At first the commerce was mostly of gold and ivory and pepper. But it was not long until the Dutch merchants yielded to the same temptation, before which, they of Lisbon and London had sunk into utter depravity.

The slave coast promised richer reward than did the coast of gold. The man-trade was more enticing than the trade in tusks and pepper-pods. This thing, indeed, had been contemplated from the very first; for the company was chartered as the Dutch West India Company. Why West India? Why, but to hint at the slave trade as the principal business for which the company was licensed? For a long time, the merchant ships of Protestant Holland were laden to the water with their cargoes of human chattels.

Great was the enmity of England on this score. Pain would the English ships have had a share in the profitable man-trade. The British planters in the West Indies mouthed not a little because the Dutch slave-ships brought only the refuse of their traffic to them. They got only the poorer sort of slaves, while the better were sold in Hayti and Cuba. The Dutch were monopolists in this traffic, and the English traders believed in no monopoly save their own.

How, hardly, would the latter consent to pay £ 20 per head for slaves, when with an African port of free entry for their own ships, negroes could be bought or taken for fifty shillings each! Nor do the writings of the times indicate any sentiment respecting the nefarious merchandise other than the desire to make from them the greatest possible profit!

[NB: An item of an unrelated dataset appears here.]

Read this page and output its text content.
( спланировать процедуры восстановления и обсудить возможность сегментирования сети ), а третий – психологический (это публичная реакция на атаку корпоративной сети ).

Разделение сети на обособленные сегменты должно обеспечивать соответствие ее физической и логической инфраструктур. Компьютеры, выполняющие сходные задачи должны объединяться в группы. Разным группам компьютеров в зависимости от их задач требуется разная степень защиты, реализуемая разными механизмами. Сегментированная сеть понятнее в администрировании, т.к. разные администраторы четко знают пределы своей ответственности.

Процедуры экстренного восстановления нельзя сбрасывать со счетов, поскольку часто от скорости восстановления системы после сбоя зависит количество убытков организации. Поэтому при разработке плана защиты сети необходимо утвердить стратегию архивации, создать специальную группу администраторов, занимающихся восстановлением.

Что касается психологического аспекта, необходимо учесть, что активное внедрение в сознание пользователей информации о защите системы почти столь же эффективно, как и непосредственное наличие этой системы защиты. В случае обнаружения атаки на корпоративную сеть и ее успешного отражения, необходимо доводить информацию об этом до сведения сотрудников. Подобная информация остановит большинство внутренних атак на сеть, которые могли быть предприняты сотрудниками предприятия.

During the early part of the seventeenth century, the situation here described, continued to prevail in the Dutch-African dependencies. Frequently in this age, the European nations were so greatly complicated by war and intrigue, that their outlying possessions were neglected, if not forgotten, in the deadlier struggle of armies and navies close to the home kingdoms.

Thus, for example; in the Cromwellian era, what could be expected but that the attention of England and the proximate continental states should be absorbed in the vicissitudes of that momentous conflict? Soon afterwards, Holland and England were engaged in a death-grip on the sea.

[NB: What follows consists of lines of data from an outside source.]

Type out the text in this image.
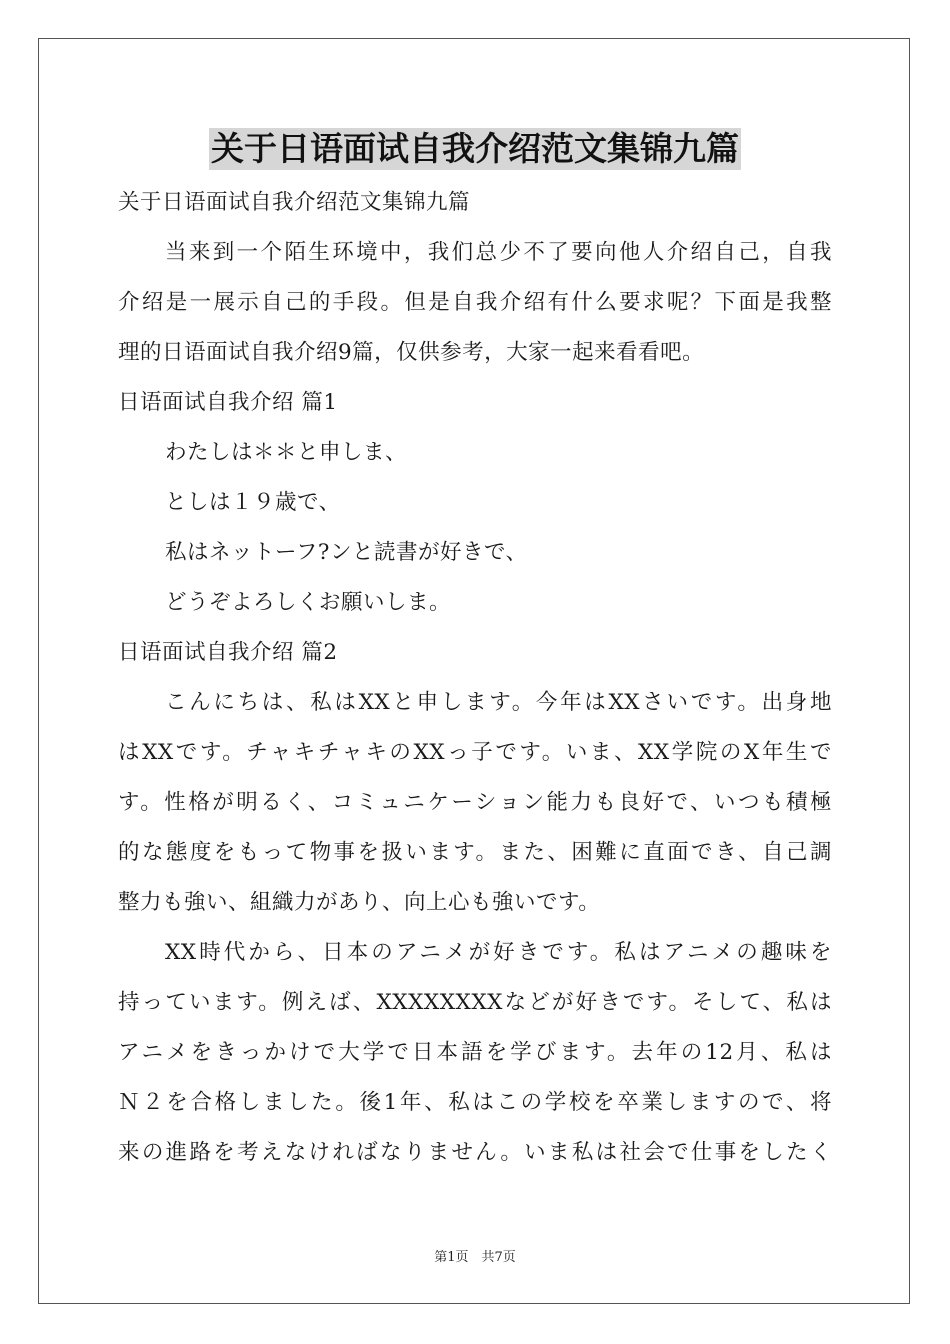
关于日语面试自我介绍范文集锦九篇
关于日语面试自我介绍范文集锦九篇
当来到一个陌生环境中，我们总少不了要向他人介绍自己，自我
介绍是一展示自己的手段。但是自我介绍有什么要求呢？下面是我整
理的日语面试自我介绍9篇，仅供参考，大家一起来看看吧。
日语面试自我介绍 篇1
わたしは＊＊と申しま、
としは１９歳で、
私はネットーフ?ンと読書が好きで、
どうぞよろしくお願いしま。
日语面试自我介绍 篇2
こんにちは、私はXXと申します。今年はXXさいです。出身地
はXXです。チャキチャキのXXっ子です。いま、XX学院のX年生で
す。性格が明るく、コミュニケーション能力も良好で、いつも積極
的な態度をもって物事を扱います。また、困難に直面でき、自己調
整力も強い、組織力があり、向上心も強いです。
XX時代から、日本のアニメが好きです。私はアニメの趣味を
持っています。例えば、XXXXXXXXなどが好きです。そして、私は
アニメをきっかけで大学で日本語を学びます。去年の12月、私は
Ｎ２を合格しました。後1年、私はこの学校を卒業しますので、将
来の進路を考えなければなりません。いま私は社会で仕事をしたく
第1页　共7页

By a strange turn of events, however, when the Revolution of 1688 came, William the Stadtholder of the Netherlands, while retaining his continental rank, became King of England. The fleets of the kingdom and the republic were brought into union for fifteen years. For a considerable period the two countries made common cause on both land and sea, contending in a masterful way against the inordinate ambitions of Louis XIV of France.

Even on the African coast, the English and Dutch rivalries were abated, not to break out again until after the death of William III.